Rather than the usual coherent essay-style posting, I'm presenting today just a few notes in easily digestible form about life in the fiscal disaster that is California.
1. Who would have thought that in a time of financial crisis, the faculty of the UC system would be looking with envy at our Rustbelt colleagues? We are in a fiscal crisis of unprecedented depth and severity, and every day or two we receive a new email telling us how bad it is or what new calamity awaits next week. And what of the flagship university in the state hit hardest by the financial crisis? The University of Michigan is in a state where at least one city, Michael Moore's hometown of Flint, is actually debating shrinking itself and giving back whole sections of the city to nature. And yet the University of Michigan is doing fine. I would like to blame our misery on Wall Street, but clearly, the system in California needs to be redesigned (either the ways we tax and spend in Sacramento or the way we finance the whole university enterprise or both) and perhaps the Rustbelt can give us a model.
2. Am I the only person who sees what seem to be obvious examples of unnecessary spending at the local level despite the crisis? Gilman Drive, the road I take to UC-San Diego when I drive, has for a decade been a bumpy, crumbling mess. But someone picked this year to pave it--beautifully, I might add. Smooth as satin. Recall that San Diego is a city that a few months ago considered closing several libraries, and has numerous other fiscal debacles to worry about. Is this all about "use it or lose it" funding rules for government institutions?
My hometown of Highland, IN closed its public library this year, but this fiscal juggernaut did it to renovate, not to save money. Perhaps this is a mini-version of the financially sound University of Michigan.
My pet peeve wasteful spending (I actually love the new Gilman Drive) is that the University of California still prints a campus phone book for every faculty member and office. Who uses phone books anymore? Everything has been on the web for more than a decade. I'm guessing the cost of those phone books would keep at least a few staff people employed for a year or more.
3. Unrelated: Is it time to rethink the political strategy of incrementalism, at least in the culture wars? I've always thought that progressive change on cultural and regulatory issues comes best from expanding on small victories. And so, for example, advocates for gay rights should focus on the simple things, like having the Civil Rights Act of 1964 amended to ban discrimination in employment based on sexual orientation. Small changes like this do not challenge deeply held beliefs (and yes, it's still legal to discriminate against gays and lesbians on the job).

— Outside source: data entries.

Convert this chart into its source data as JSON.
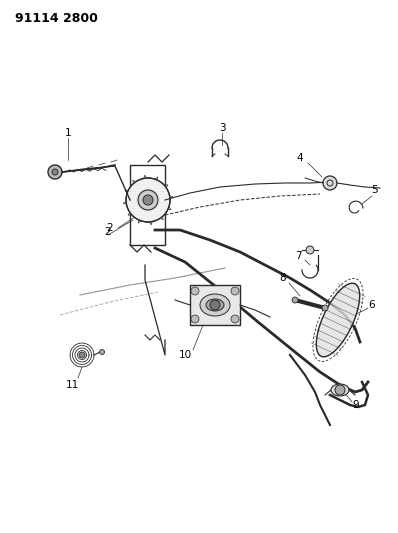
{
  "title": "91114 2800",
  "bg_color": "#ffffff",
  "line_color": "#2a2a2a",
  "label_color": "#000000",
  "title_fontsize": 9,
  "label_fontsize": 7.5,
  "figsize": [
    3.98,
    5.33
  ],
  "dpi": 100
}
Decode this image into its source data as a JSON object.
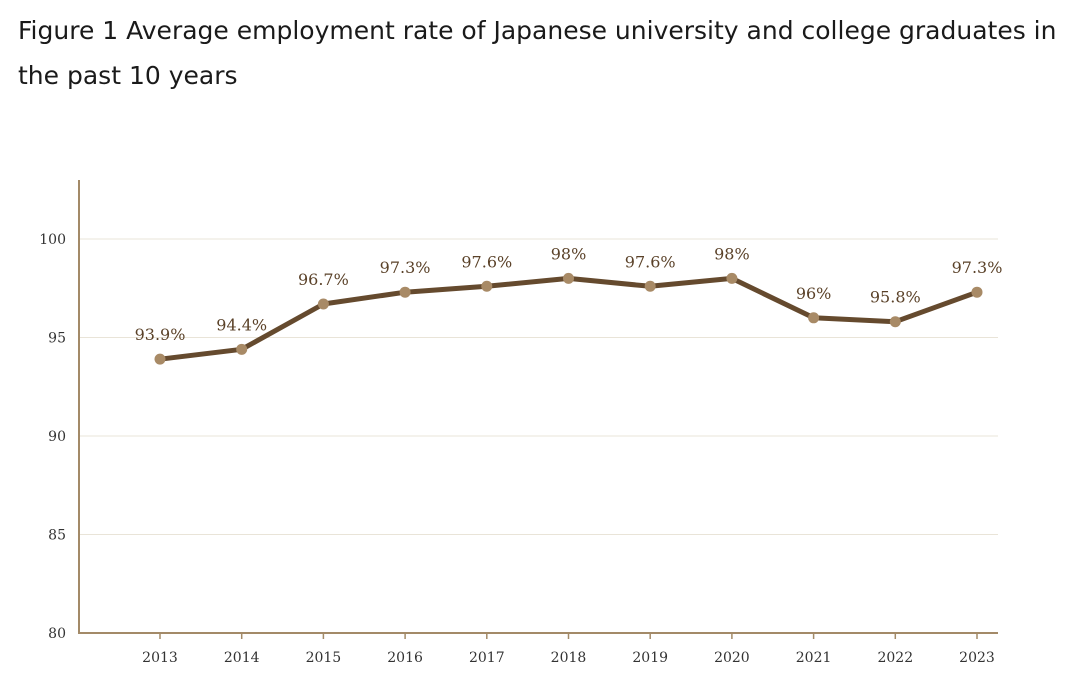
{
  "figure": {
    "title": "Figure 1 Average employment rate of Japanese university and college graduates in the past 10 years"
  },
  "colors": {
    "line": "#654a2e",
    "marker": "#a88a66",
    "axis": "#a38a68",
    "grid": "#e9e4d8",
    "label": "#5a4128"
  },
  "chart_data": {
    "type": "line",
    "title": "Figure 1 Average employment rate of Japanese university and college graduates in the past 10 years",
    "categories": [
      "2013",
      "2014",
      "2015",
      "2016",
      "2017",
      "2018",
      "2019",
      "2020",
      "2021",
      "2022",
      "2023"
    ],
    "series": [
      {
        "values": [
          93.9,
          94.4,
          96.7,
          97.3,
          97.6,
          98,
          97.6,
          98,
          96,
          95.8,
          97.3
        ],
        "labels": [
          "93.9%",
          "94.4%",
          "96.7%",
          "97.3%",
          "97.6%",
          "98%",
          "97.6%",
          "98%",
          "96%",
          "95.8%",
          "97.3%"
        ]
      }
    ],
    "yticks": [
      80,
      85,
      90,
      95,
      100
    ],
    "ylim": [
      80,
      100
    ],
    "xlabel": "",
    "ylabel": "",
    "grid": true,
    "legend": "none"
  }
}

In this view, the focus of gay rights advocates on the hot button issue of gay marriage is totally misguided. Why mobilize your enemies by going after marriage rights before employment nondiscrimination rights?
But perhaps this is wrong. Note that the year 2000's Prop 22 in California, creating a statute that defined marriage as between a man and a woman, passed with 61% of the vote. In 2008, the California Supreme Court struck down Prop 22. But the voters went and reversed, passing Prop 8, which amended the state constitution to define marriage as a union between a woman and a man. What is interesting here is that this time the idea only won over 52% of the voters.
The trend for gay rights in general is toward increasing acceptance. Was the mobilizing for the right to marry by advocates for gays and lesbians the best PR campaign ever run? Unlike so many public portrayals of gays and lesbians (who can forget the story in _The Onion_ reporting that the flamboyant antics of a gay pride parade set the movement back 50 years?), the struggle for the right to marry re-brands this group as just regular folks, no different from anyone else, on the central institution of family life. Even if the right to marry fails, it may actually make all of the other nondiscrimination rights easier.
4. If America is ever again going to see economic populism, now should be the time: the Wall Street firms we all just bailed out with our tax dollars are now posting record profits and will begin to reward themselves handsomely very soon with bonuses--while contributing no visible benefits to the country. My guess is that the financial crisis is more likely to generate an anti-immigrant backlash than anti-Wall Street populism. Perhaps it is time to re-read Michael Kazin's excellent book, The Populist Persuasion, and search for lessons.